📄
Abstract - SALAD: Achieve High-Sparsity Attention via Efficient Linear Attention Tuning for Video Diffusion Transformer
Diffusion Transformers have recently demonstrated remarkable performance in video generation. However, the long input sequences result in high computational latency due to the quadratic complexity of full attention. Various sparse attention mechanisms have been proposed. Training-free sparse attention is constrained by limited sparsity and thus offers modest acceleration, whereas training-based methods can reach much higher sparsity but demand substantial data and computation for training. In this work, we propose SALAD, introducing a lightweight linear attention branch in parallel with the sparse attention. By incorporating an input-dependent gating mechanism to finely balance the two branches, our method attains 90% sparsity and 1.72x inference speedup, while maintaining generation quality comparable to the full attention baseline. Moreover, our finetuning process is highly efficient, requiring only 2,000 video samples and 1,600 training steps with a batch size of 8.

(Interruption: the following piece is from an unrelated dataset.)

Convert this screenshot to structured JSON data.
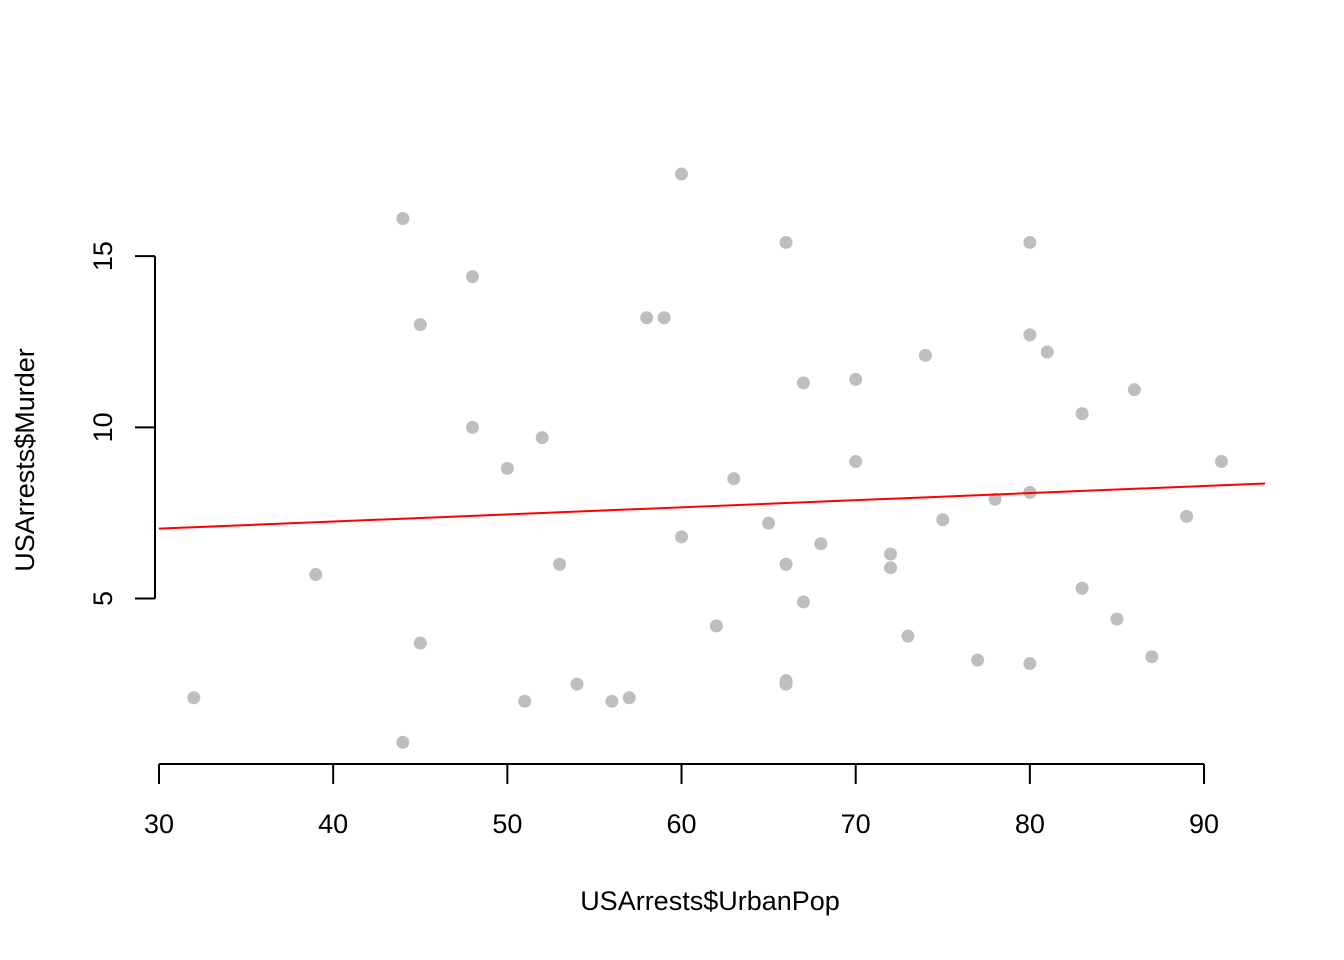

SALAD:通过高效的线性注意力微调实现视频扩散Transformer的高稀疏性注意力 /
SALAD: Achieve High-Sparsity Attention via Efficient Linear Attention Tuning for Video Diffusion Transformer
1️⃣ 一句话总结
这篇论文提出了一种名为SALAD的新方法,通过在视频生成模型中巧妙地结合稀疏注意力和一个轻量级的线性注意力分支,并用一个智能门控机制来动态平衡两者,从而在几乎不损失生成质量的前提下,大幅提升了模型的计算效率,实现了90%的注意力稀疏度和1.72倍的推理加速,而且所需的训练数据和计算量非常少。